Using an RNAse protection assay, we found that lin-10 transcripts 
were five times more abundant in mixed stage RNA from suv-1 animals 
than from wild-type animals (using act-1 as a control), indicating 
that suv-1 is involved in regulating lin-10 expression, either 
directly or indirectly.  Increased levels of lin-10 expression can 
partly explain how suv-1 acts as a suppressor, since overexpression of 
a partial loss-of-function lin-10 allele could restore gene activity.  

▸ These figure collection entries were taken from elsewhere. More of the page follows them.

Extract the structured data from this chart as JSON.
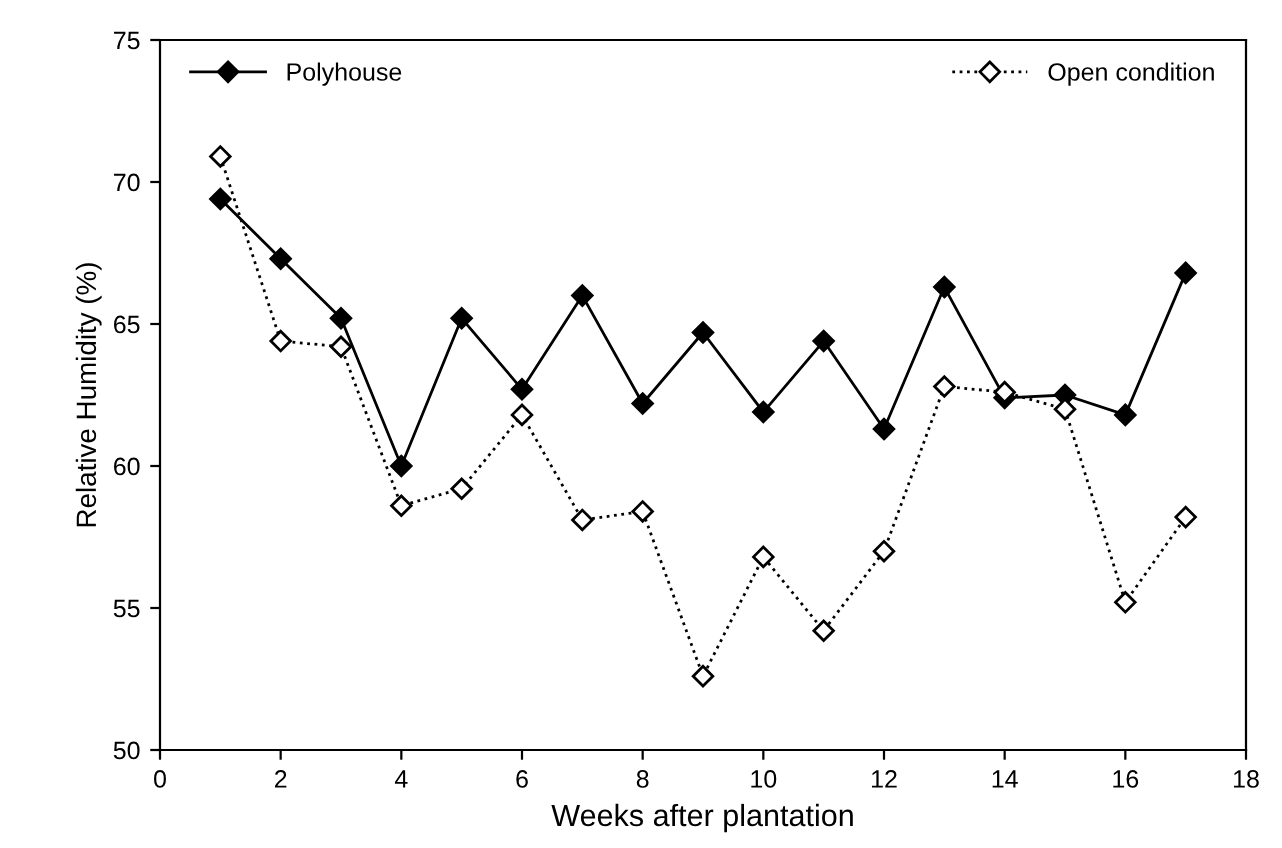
{
  "chart_data": {
    "type": "line",
    "xlabel": "Weeks after plantation",
    "ylabel": "Relative Humidity (%)",
    "x": [
      1,
      2,
      3,
      4,
      5,
      6,
      7,
      8,
      9,
      10,
      11,
      12,
      13,
      14,
      15,
      16,
      17
    ],
    "series": [
      {
        "name": "Polyhouse",
        "color": "#000000",
        "marker": "diamond",
        "line_style": "solid",
        "values": [
          69.4,
          67.3,
          65.2,
          60.0,
          65.2,
          62.7,
          66.0,
          62.2,
          64.7,
          61.9,
          64.4,
          61.3,
          66.3,
          62.4,
          62.5,
          61.8,
          66.8
        ]
      },
      {
        "name": "Open condition",
        "color": "#000000",
        "marker": "diamond",
        "line_style": "dotted",
        "values": [
          70.9,
          64.4,
          64.2,
          58.6,
          59.2,
          61.8,
          58.1,
          58.4,
          52.6,
          56.8,
          54.2,
          57.0,
          62.8,
          62.6,
          62.0,
          55.2,
          58.2
        ]
      }
    ],
    "xlim": [
      0,
      18
    ],
    "xticks": [
      0,
      2,
      4,
      6,
      8,
      10,
      12,
      14,
      16,
      18
    ],
    "ylim": [
      50,
      75
    ],
    "yticks": [
      50,
      55,
      60,
      65,
      70,
      75
    ],
    "grid": false,
    "legend": "top"
  }
}
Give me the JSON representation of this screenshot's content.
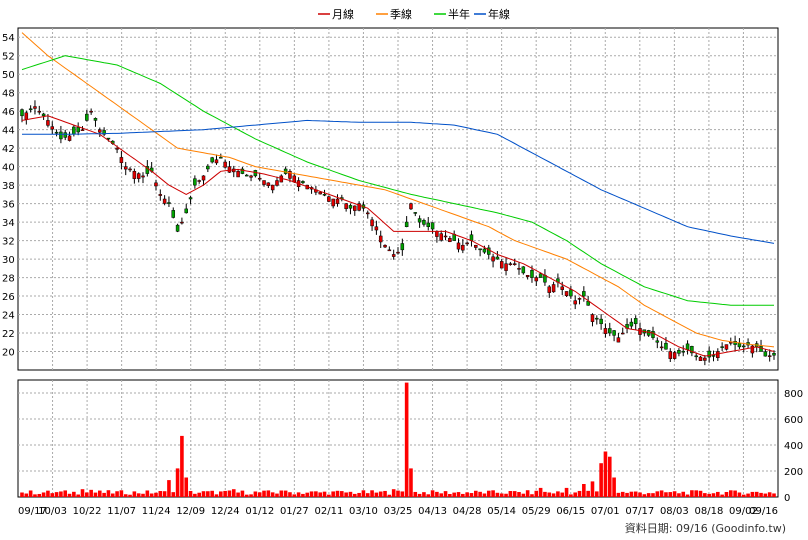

However, suv-1(n1329) suppresses all three of the lin-10 alleles that 
were tested (all of which are candidates for null alleles), suggesting 
that suv-1(n1329) must affect something else in addition to increasing 
lin-10 expression.  One possibility is that suv-1 also regulates the 
expression of other determination genes, such as lin-2, lin-3, lin-7, 
let-23 or lin-15; the misregulation of these other determination genes 
in suv-1 mutants may be able to bypass the functional requirement for 
lin-10 gene activity.  This possibility can be tested once molecular 
probes for these other genes have been isolated.